We also established the Fairfax County Peace Awards for high school students. We started with the local high school and now are involved with over twenty high schools and about a similar number of sponsors from other faith and service organizations. We’re spinning off the awards program now so it is not so tied so directly with us. The Frederick Meeting that you visited had adopted this approach and we hope other meetings do as well.
And we started an FCNL advocacy team that has been quite active. Individuals often have their own social outreach activities. Fifty years ago this area was mostly dairy farms which are now gone, replaced by high tech firms.
We’ve done a number of green things with regards to landscaping and the internal systems of the building.
A number of individuals also have special social concerns that they support.
We consciously try to be a welcoming meeting. Accepting people as they are and welcoming them on their spiritual path wherever they may be. Our meeting should be a safe spiritual home. At the same time we are aware of the old Quaker adage that meeting is to comfort the afflicted and to afflict the comfortable.”
What can you tell me about some conflicts you have had in your meeting? How do you deal with them?
“In the early nineties we had a number of sessions about visioning the future. It took a while to come together on the importance of having a property (“service” versus “bricks and mortar”) but it has been critical to the development of the meeting and has also increased the likelihood that the meeting will exist after the founders are gone. We’ve also been more active in service than we were before. And, surprisingly, the messages in meeting depended after we got the building.
It took several years to hear all the concerns about the types of marriages we would support but we did arrive at a statement that we would officially marry any two people if one of them was part of our community and the couple went through the customary clearness process. We do have LGBTQ individuals active in the life of the meeting who have found our community refreshing and supportive.
Most recently we had a challenging person, a former UU minister who was approved for membership, who felt that we should all follow her. She also felt that it was fine to swear in her messages. She repeatedly indicated that our leadership was severely lacking. Individuals reached out to her and there was a clearness process. She finally decided that we were a family-oriented meeting that was not interested in being on the cutting edge of activism and stopped attending.”

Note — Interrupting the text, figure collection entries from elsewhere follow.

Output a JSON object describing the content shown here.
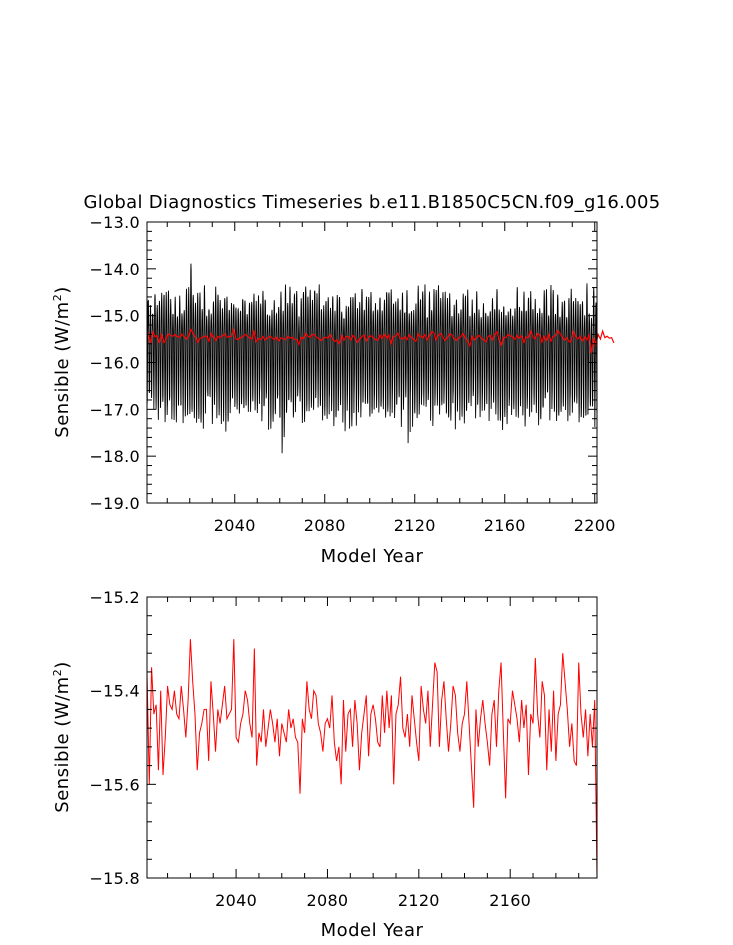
{
  "title": "Global Diagnostics Timeseries b.e11.B1850C5CN.f09_g16.005",
  "chart_data": [
    {
      "type": "line",
      "xlabel": "Model Year",
      "ylabel": "Sensible (W/m²)",
      "ylabel_base": "Sensible (W/m",
      "ylabel_sup": "2",
      "ylabel_close": ")",
      "xlim": [
        2001,
        2201
      ],
      "ylim": [
        -19.0,
        -13.0
      ],
      "x_ticks": [
        2040,
        2080,
        2120,
        2160,
        2200
      ],
      "y_ticks": [
        "-13.0",
        "-14.0",
        "-15.0",
        "-16.0",
        "-17.0",
        "-18.0",
        "-19.0"
      ],
      "y_tick_values": [
        -13.0,
        -14.0,
        -15.0,
        -16.0,
        -17.0,
        -18.0,
        -19.0
      ],
      "series": [
        {
          "description": "monthly values",
          "color": "#000000",
          "x_start": 2001,
          "x_end": 2200,
          "points_per_year": 12,
          "annual_max_range": [
            -15.0,
            -13.7
          ],
          "annual_min_range": [
            -18.1,
            -16.8
          ],
          "notable_extremes": [
            {
              "x": 2020.5,
              "y": -13.7
            },
            {
              "x": 2061.5,
              "y": -18.1
            },
            {
              "x": 2117.5,
              "y": -18.0
            }
          ]
        },
        {
          "description": "annual mean",
          "color": "#ff0000",
          "ref": "annual_means"
        }
      ]
    },
    {
      "type": "line",
      "xlabel": "Model Year",
      "ylabel": "Sensible (W/m²)",
      "ylabel_base": "Sensible (W/m",
      "ylabel_sup": "2",
      "ylabel_close": ")",
      "xlim": [
        2001,
        2198
      ],
      "ylim": [
        -15.8,
        -15.2
      ],
      "x_ticks": [
        2040,
        2080,
        2120,
        2160
      ],
      "y_ticks": [
        "-15.2",
        "-15.4",
        "-15.6",
        "-15.8"
      ],
      "y_tick_values": [
        -15.2,
        -15.4,
        -15.6,
        -15.8
      ],
      "series": [
        {
          "description": "annual mean",
          "color": "#ff0000",
          "x_start": 2001,
          "ref": "annual_means"
        }
      ]
    }
  ],
  "annual_means": [
    -15.36,
    -15.6,
    -15.35,
    -15.45,
    -15.43,
    -15.57,
    -15.4,
    -15.58,
    -15.5,
    -15.39,
    -15.43,
    -15.44,
    -15.4,
    -15.45,
    -15.46,
    -15.39,
    -15.44,
    -15.5,
    -15.42,
    -15.29,
    -15.38,
    -15.45,
    -15.57,
    -15.49,
    -15.47,
    -15.44,
    -15.44,
    -15.55,
    -15.38,
    -15.45,
    -15.53,
    -15.44,
    -15.47,
    -15.43,
    -15.39,
    -15.46,
    -15.45,
    -15.44,
    -15.29,
    -15.5,
    -15.51,
    -15.47,
    -15.45,
    -15.4,
    -15.42,
    -15.47,
    -15.5,
    -15.31,
    -15.56,
    -15.49,
    -15.51,
    -15.44,
    -15.52,
    -15.48,
    -15.44,
    -15.47,
    -15.51,
    -15.46,
    -15.54,
    -15.47,
    -15.49,
    -15.51,
    -15.44,
    -15.48,
    -15.46,
    -15.5,
    -15.51,
    -15.62,
    -15.46,
    -15.49,
    -15.38,
    -15.44,
    -15.46,
    -15.4,
    -15.41,
    -15.47,
    -15.49,
    -15.53,
    -15.47,
    -15.46,
    -15.48,
    -15.41,
    -15.51,
    -15.55,
    -15.52,
    -15.6,
    -15.42,
    -15.53,
    -15.45,
    -15.44,
    -15.52,
    -15.42,
    -15.47,
    -15.57,
    -15.49,
    -15.45,
    -15.41,
    -15.54,
    -15.45,
    -15.43,
    -15.46,
    -15.51,
    -15.52,
    -15.41,
    -15.49,
    -15.4,
    -15.48,
    -15.41,
    -15.6,
    -15.45,
    -15.43,
    -15.37,
    -15.48,
    -15.5,
    -15.45,
    -15.52,
    -15.41,
    -15.46,
    -15.51,
    -15.55,
    -15.39,
    -15.44,
    -15.47,
    -15.4,
    -15.52,
    -15.43,
    -15.34,
    -15.36,
    -15.52,
    -15.42,
    -15.38,
    -15.46,
    -15.53,
    -15.47,
    -15.39,
    -15.41,
    -15.49,
    -15.53,
    -15.47,
    -15.45,
    -15.38,
    -15.47,
    -15.56,
    -15.65,
    -15.44,
    -15.52,
    -15.46,
    -15.42,
    -15.47,
    -15.51,
    -15.56,
    -15.45,
    -15.42,
    -15.52,
    -15.4,
    -15.34,
    -15.49,
    -15.63,
    -15.46,
    -15.47,
    -15.4,
    -15.43,
    -15.46,
    -15.51,
    -15.42,
    -15.48,
    -15.43,
    -15.58,
    -15.45,
    -15.47,
    -15.33,
    -15.45,
    -15.5,
    -15.38,
    -15.41,
    -15.57,
    -15.44,
    -15.53,
    -15.4,
    -15.55,
    -15.45,
    -15.43,
    -15.32,
    -15.38,
    -15.44,
    -15.52,
    -15.47,
    -15.55,
    -15.56,
    -15.34,
    -15.45,
    -15.5,
    -15.44,
    -15.54,
    -15.45,
    -15.52,
    -15.42,
    -15.8,
    -15.47,
    -15.62,
    -15.4,
    -15.5,
    -15.33,
    -15.47,
    -15.44,
    -15.48,
    -15.47,
    -15.58
  ]
}
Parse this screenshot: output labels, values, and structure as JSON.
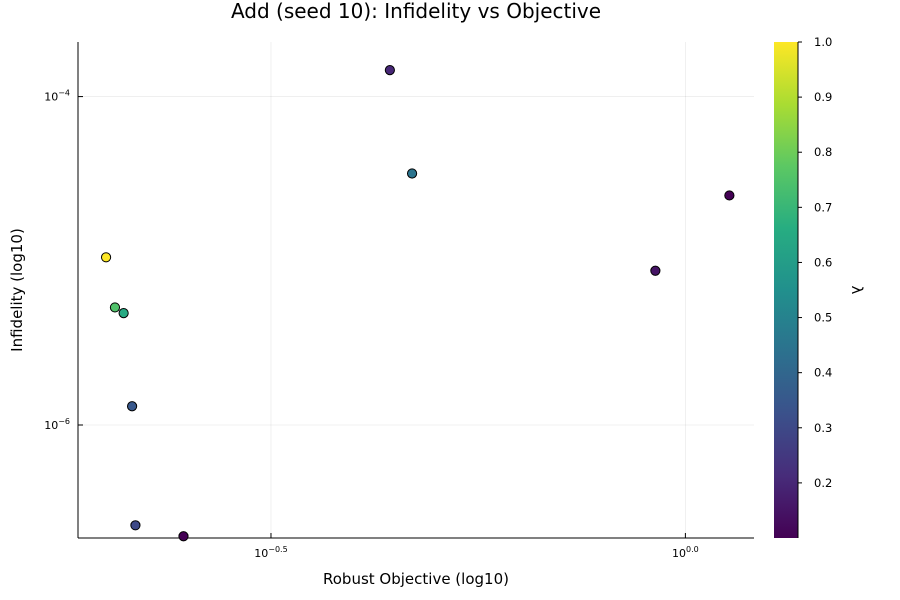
{
  "chart_data": {
    "type": "scatter",
    "title": "Add (seed 10): Infidelity vs Objective",
    "xlabel": "Robust Objective (log10)",
    "ylabel": "Infidelity (log10)",
    "xscale": "log10",
    "yscale": "log10",
    "xlim": [
      0.185,
      1.21
    ],
    "ylim": [
      2.05e-07,
      0.000215
    ],
    "xticks": [
      {
        "value": 0.31623,
        "base": "10",
        "exp": "−0.5"
      },
      {
        "value": 1.0,
        "base": "10",
        "exp": "0.0"
      }
    ],
    "yticks": [
      {
        "value": 1e-06,
        "base": "10",
        "exp": "−6"
      },
      {
        "value": 0.0001,
        "base": "10",
        "exp": "−4"
      }
    ],
    "grid": true,
    "legend": "none",
    "colorbar": {
      "label": "λ",
      "colormap": "viridis",
      "range": [
        0.1,
        1.0
      ],
      "ticks": [
        "0.2",
        "0.3",
        "0.4",
        "0.5",
        "0.6",
        "0.7",
        "0.8",
        "0.9",
        "1.0"
      ]
    },
    "points": [
      {
        "x": 0.2,
        "y": 1.05e-05,
        "lambda": 1.0
      },
      {
        "x": 0.205,
        "y": 5.2e-06,
        "lambda": 0.75
      },
      {
        "x": 0.21,
        "y": 4.8e-06,
        "lambda": 0.65
      },
      {
        "x": 0.215,
        "y": 1.3e-06,
        "lambda": 0.35
      },
      {
        "x": 0.217,
        "y": 2.45e-07,
        "lambda": 0.3
      },
      {
        "x": 0.248,
        "y": 2.1e-07,
        "lambda": 0.1
      },
      {
        "x": 0.44,
        "y": 0.000145,
        "lambda": 0.2
      },
      {
        "x": 0.468,
        "y": 3.4e-05,
        "lambda": 0.45
      },
      {
        "x": 0.92,
        "y": 8.7e-06,
        "lambda": 0.15
      },
      {
        "x": 1.13,
        "y": 2.5e-05,
        "lambda": 0.1
      }
    ]
  }
}
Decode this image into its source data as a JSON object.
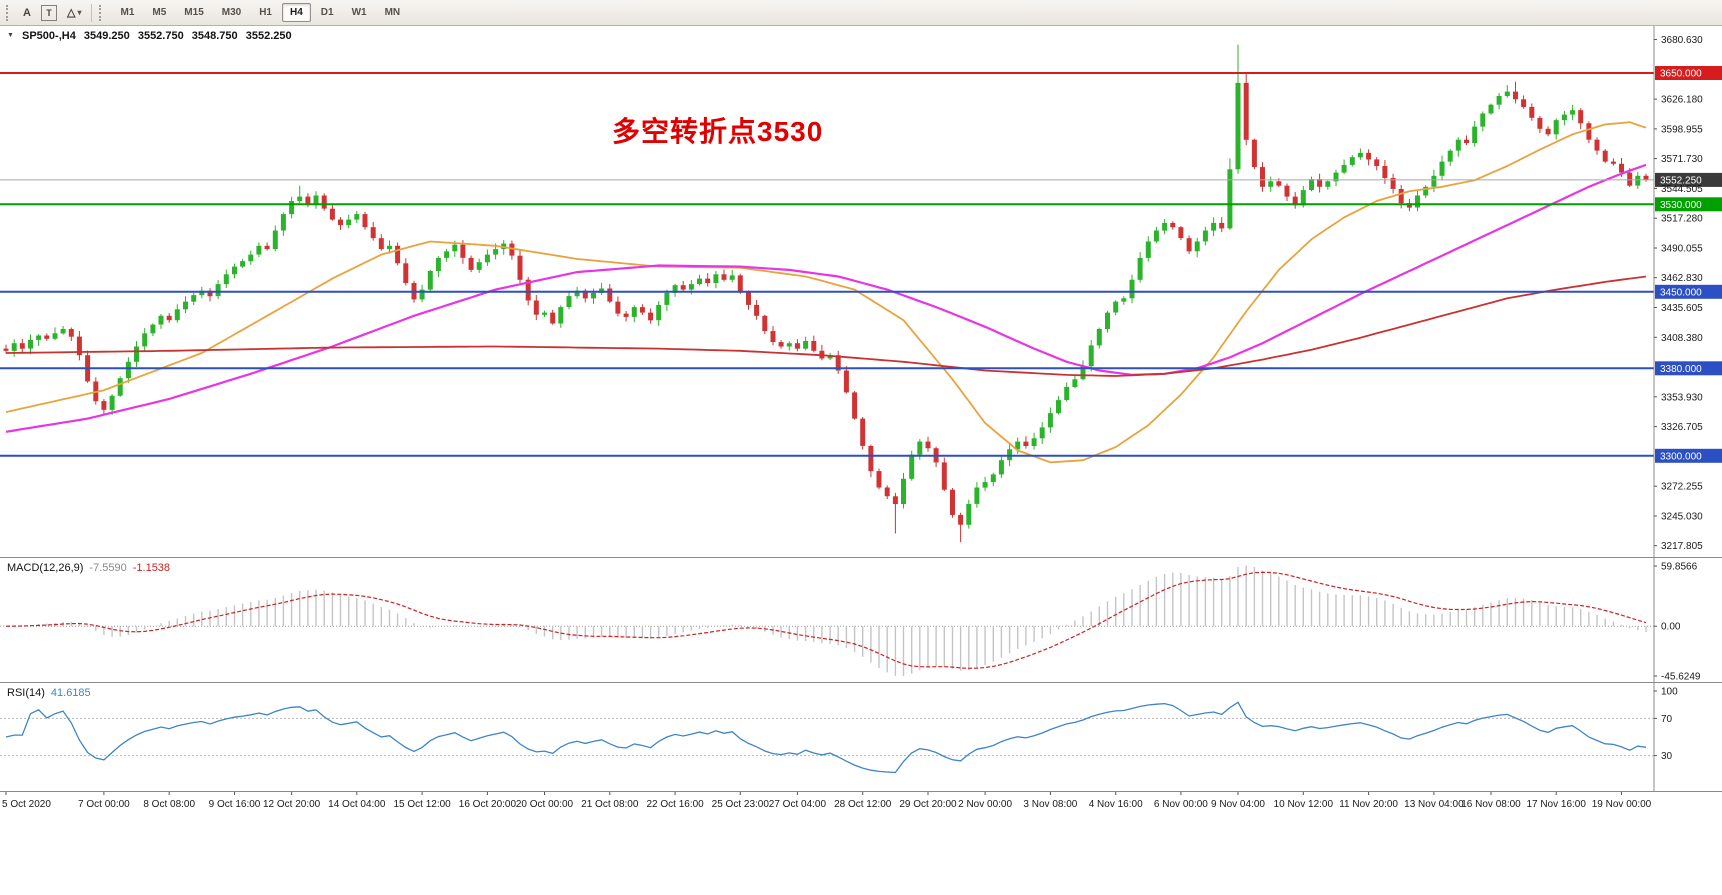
{
  "toolbar": {
    "text_tool_label": "A",
    "text_label_tool": "T",
    "shapes_icon": "△",
    "caret": "▾",
    "timeframes": [
      "M1",
      "M5",
      "M15",
      "M30",
      "H1",
      "H4",
      "D1",
      "W1",
      "MN"
    ],
    "active": "H4"
  },
  "chart": {
    "marker": "▼",
    "symbol_period": "SP500-,H4",
    "ohlc": {
      "open": "3549.250",
      "high": "3552.750",
      "low": "3548.750",
      "close": "3552.250"
    },
    "annotation": "多空转折点3530"
  },
  "indicators": {
    "macd": {
      "label": "MACD(12,26,9)",
      "value_main": "-7.5590",
      "value_signal": "-1.1538",
      "axis_max": "59.8566",
      "axis_zero": "0.00",
      "axis_min": "-45.6249"
    },
    "rsi": {
      "label": "RSI(14)",
      "value": "41.6185",
      "axis": [
        "100",
        "70",
        "30"
      ]
    }
  },
  "chart_data": {
    "type": "candlestick",
    "symbol": "SP500-",
    "timeframe": "H4",
    "up_color": "#2bb32b",
    "down_color": "#d03333",
    "price_range": [
      3207.5,
      3693
    ],
    "open_first": 3398,
    "closes": [
      3396,
      3403,
      3398,
      3406,
      3410,
      3407,
      3412,
      3416,
      3409,
      3392,
      3368,
      3350,
      3342,
      3355,
      3371,
      3386,
      3400,
      3412,
      3420,
      3428,
      3424,
      3434,
      3441,
      3447,
      3451,
      3446,
      3457,
      3466,
      3473,
      3478,
      3484,
      3492,
      3489,
      3506,
      3521,
      3533,
      3537,
      3530,
      3538,
      3526,
      3516,
      3511,
      3516,
      3521,
      3509,
      3499,
      3489,
      3492,
      3476,
      3458,
      3443,
      3452,
      3469,
      3481,
      3487,
      3493,
      3481,
      3470,
      3477,
      3484,
      3489,
      3494,
      3483,
      3461,
      3442,
      3429,
      3431,
      3421,
      3436,
      3446,
      3451,
      3444,
      3449,
      3453,
      3441,
      3430,
      3427,
      3436,
      3431,
      3424,
      3438,
      3449,
      3456,
      3452,
      3457,
      3462,
      3458,
      3466,
      3461,
      3465,
      3450,
      3438,
      3428,
      3414,
      3404,
      3400,
      3403,
      3398,
      3405,
      3396,
      3389,
      3392,
      3378,
      3358,
      3334,
      3309,
      3286,
      3271,
      3263,
      3256,
      3279,
      3301,
      3313,
      3307,
      3294,
      3269,
      3246,
      3237,
      3256,
      3271,
      3276,
      3283,
      3296,
      3306,
      3313,
      3309,
      3316,
      3326,
      3339,
      3351,
      3363,
      3370,
      3382,
      3401,
      3416,
      3431,
      3441,
      3444,
      3461,
      3481,
      3496,
      3506,
      3513,
      3509,
      3499,
      3487,
      3496,
      3506,
      3513,
      3508,
      3562,
      3641,
      3589,
      3564,
      3546,
      3551,
      3547,
      3537,
      3529,
      3543,
      3553,
      3546,
      3551,
      3559,
      3566,
      3573,
      3577,
      3571,
      3565,
      3554,
      3544,
      3531,
      3527,
      3538,
      3546,
      3556,
      3569,
      3579,
      3589,
      3586,
      3601,
      3613,
      3621,
      3629,
      3633,
      3626,
      3619,
      3609,
      3599,
      3594,
      3607,
      3612,
      3616,
      3604,
      3589,
      3579,
      3569,
      3567,
      3559,
      3547,
      3556,
      3552.25
    ],
    "wick_overrides": {
      "36": [
        3547,
        null
      ],
      "109": [
        null,
        3229
      ],
      "117": [
        null,
        3221
      ],
      "150": [
        3572,
        null
      ],
      "151": [
        3676,
        3558
      ],
      "152": [
        3650,
        3584
      ],
      "184": [
        3639,
        null
      ],
      "185": [
        3642,
        null
      ]
    },
    "moving_averages": [
      {
        "name": "ma-fast",
        "color": "#e8a33d",
        "width": 1.8,
        "anchors": [
          [
            0,
            3340
          ],
          [
            12,
            3360
          ],
          [
            24,
            3394
          ],
          [
            32,
            3428
          ],
          [
            40,
            3462
          ],
          [
            46,
            3484
          ],
          [
            52,
            3496
          ],
          [
            60,
            3492
          ],
          [
            70,
            3480
          ],
          [
            80,
            3473
          ],
          [
            90,
            3472
          ],
          [
            98,
            3464
          ],
          [
            104,
            3452
          ],
          [
            110,
            3424
          ],
          [
            116,
            3370
          ],
          [
            120,
            3330
          ],
          [
            124,
            3305
          ],
          [
            128,
            3294
          ],
          [
            132,
            3296
          ],
          [
            136,
            3308
          ],
          [
            140,
            3328
          ],
          [
            144,
            3356
          ],
          [
            148,
            3390
          ],
          [
            152,
            3432
          ],
          [
            156,
            3470
          ],
          [
            160,
            3498
          ],
          [
            164,
            3518
          ],
          [
            168,
            3533
          ],
          [
            172,
            3542
          ],
          [
            176,
            3546
          ],
          [
            180,
            3552
          ],
          [
            184,
            3565
          ],
          [
            188,
            3580
          ],
          [
            192,
            3594
          ],
          [
            196,
            3603
          ],
          [
            199,
            3605
          ],
          [
            201,
            3600
          ]
        ]
      },
      {
        "name": "ma-medium",
        "color": "#e535e5",
        "width": 2.2,
        "anchors": [
          [
            0,
            3322
          ],
          [
            10,
            3334
          ],
          [
            20,
            3352
          ],
          [
            30,
            3375
          ],
          [
            40,
            3400
          ],
          [
            50,
            3428
          ],
          [
            60,
            3452
          ],
          [
            70,
            3468
          ],
          [
            80,
            3474
          ],
          [
            90,
            3473
          ],
          [
            96,
            3470
          ],
          [
            102,
            3464
          ],
          [
            108,
            3452
          ],
          [
            114,
            3436
          ],
          [
            120,
            3418
          ],
          [
            126,
            3398
          ],
          [
            130,
            3386
          ],
          [
            134,
            3378
          ],
          [
            138,
            3374
          ],
          [
            142,
            3375
          ],
          [
            146,
            3380
          ],
          [
            150,
            3390
          ],
          [
            154,
            3403
          ],
          [
            158,
            3418
          ],
          [
            162,
            3433
          ],
          [
            166,
            3448
          ],
          [
            170,
            3462
          ],
          [
            174,
            3476
          ],
          [
            178,
            3490
          ],
          [
            182,
            3504
          ],
          [
            186,
            3518
          ],
          [
            190,
            3532
          ],
          [
            194,
            3546
          ],
          [
            198,
            3558
          ],
          [
            201,
            3566
          ]
        ]
      },
      {
        "name": "ma-slow",
        "color": "#c83232",
        "width": 1.8,
        "anchors": [
          [
            0,
            3394
          ],
          [
            20,
            3396
          ],
          [
            40,
            3399
          ],
          [
            60,
            3400
          ],
          [
            80,
            3398
          ],
          [
            90,
            3396
          ],
          [
            100,
            3392
          ],
          [
            110,
            3386
          ],
          [
            120,
            3378
          ],
          [
            130,
            3374
          ],
          [
            136,
            3373
          ],
          [
            142,
            3375
          ],
          [
            148,
            3380
          ],
          [
            154,
            3388
          ],
          [
            160,
            3397
          ],
          [
            166,
            3408
          ],
          [
            172,
            3420
          ],
          [
            178,
            3432
          ],
          [
            184,
            3444
          ],
          [
            190,
            3452
          ],
          [
            196,
            3459
          ],
          [
            201,
            3464
          ]
        ]
      }
    ],
    "levels": [
      {
        "price": 3650.0,
        "color": "#d61c1c",
        "label": "3650.000"
      },
      {
        "price": 3530.0,
        "color": "#00a000",
        "label": "3530.000"
      },
      {
        "price": 3450.0,
        "color": "#2d4fc4",
        "label": "3450.000"
      },
      {
        "price": 3380.0,
        "color": "#2d4fc4",
        "label": "3380.000"
      },
      {
        "price": 3300.0,
        "color": "#2d4fc4",
        "label": "3300.000"
      }
    ],
    "current_price": {
      "price": 3552.25,
      "label": "3552.250",
      "line_color": "#a6a6a6",
      "tag_color": "#3a3a3a"
    },
    "price_axis": [
      {
        "label": "3680.630",
        "price": 3680.63
      },
      {
        "label": "3650.000",
        "price": 3650.0,
        "bg": "#d61c1c"
      },
      {
        "label": "3626.180",
        "price": 3626.18
      },
      {
        "label": "3598.955",
        "price": 3598.955
      },
      {
        "label": "3571.730",
        "price": 3571.73
      },
      {
        "label": "3552.250",
        "price": 3552.25,
        "bg": "#3a3a3a"
      },
      {
        "label": "3544.505",
        "price": 3544.505
      },
      {
        "label": "3530.000",
        "price": 3530.0,
        "bg": "#00a000"
      },
      {
        "label": "3517.280",
        "price": 3517.28
      },
      {
        "label": "3490.055",
        "price": 3490.055
      },
      {
        "label": "3462.830",
        "price": 3462.83
      },
      {
        "label": "3450.000",
        "price": 3450.0,
        "bg": "#2d4fc4"
      },
      {
        "label": "3435.605",
        "price": 3435.605
      },
      {
        "label": "3408.380",
        "price": 3408.38
      },
      {
        "label": "3380.000",
        "price": 3380.0,
        "bg": "#2d4fc4"
      },
      {
        "label": "3353.930",
        "price": 3353.93
      },
      {
        "label": "3326.705",
        "price": 3326.705
      },
      {
        "label": "3300.000",
        "price": 3300.0,
        "bg": "#2d4fc4"
      },
      {
        "label": "3272.255",
        "price": 3272.255
      },
      {
        "label": "3245.030",
        "price": 3245.03
      },
      {
        "label": "3217.805",
        "price": 3217.805
      }
    ],
    "macd": {
      "fast": 12,
      "slow": 26,
      "signal": 9,
      "histogram_color": "#c4c4c4",
      "signal_color": "#cc2222"
    },
    "rsi": {
      "period": 14,
      "color": "#3d85c8",
      "levels": [
        70,
        30
      ]
    },
    "time_labels": [
      {
        "text": "5 Oct 2020",
        "bar": 0
      },
      {
        "text": "7 Oct 00:00",
        "bar": 12
      },
      {
        "text": "8 Oct 08:00",
        "bar": 20
      },
      {
        "text": "9 Oct 16:00",
        "bar": 28
      },
      {
        "text": "12 Oct 20:00",
        "bar": 35
      },
      {
        "text": "14 Oct 04:00",
        "bar": 43
      },
      {
        "text": "15 Oct 12:00",
        "bar": 51
      },
      {
        "text": "16 Oct 20:00",
        "bar": 59
      },
      {
        "text": "20 Oct 00:00",
        "bar": 66
      },
      {
        "text": "21 Oct 08:00",
        "bar": 74
      },
      {
        "text": "22 Oct 16:00",
        "bar": 82
      },
      {
        "text": "25 Oct 23:00",
        "bar": 90
      },
      {
        "text": "27 Oct 04:00",
        "bar": 97
      },
      {
        "text": "28 Oct 12:00",
        "bar": 105
      },
      {
        "text": "29 Oct 20:00",
        "bar": 113
      },
      {
        "text": "2 Nov 00:00",
        "bar": 120
      },
      {
        "text": "3 Nov 08:00",
        "bar": 128
      },
      {
        "text": "4 Nov 16:00",
        "bar": 136
      },
      {
        "text": "6 Nov 00:00",
        "bar": 144
      },
      {
        "text": "9 Nov 04:00",
        "bar": 151
      },
      {
        "text": "10 Nov 12:00",
        "bar": 159
      },
      {
        "text": "11 Nov 20:00",
        "bar": 167
      },
      {
        "text": "13 Nov 04:00",
        "bar": 175
      },
      {
        "text": "16 Nov 08:00",
        "bar": 182
      },
      {
        "text": "17 Nov 16:00",
        "bar": 190
      },
      {
        "text": "19 Nov 00:00",
        "bar": 198
      }
    ]
  }
}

What conflicts if any do you foresee arising in the future as our
country and societies change?
“The demands on the time of individuals with families will continue to be significant which decreases the likelihood of having younger families participate in the life of the meeting. I think we have to be keep focused on being welcoming and being of service to the larger society. And we have to keep hope alive that faith-based change is possible. Something that is not a conflict but is important is that members of the meeting realize that a successful meeting relies not only on service but also on financial contributions.”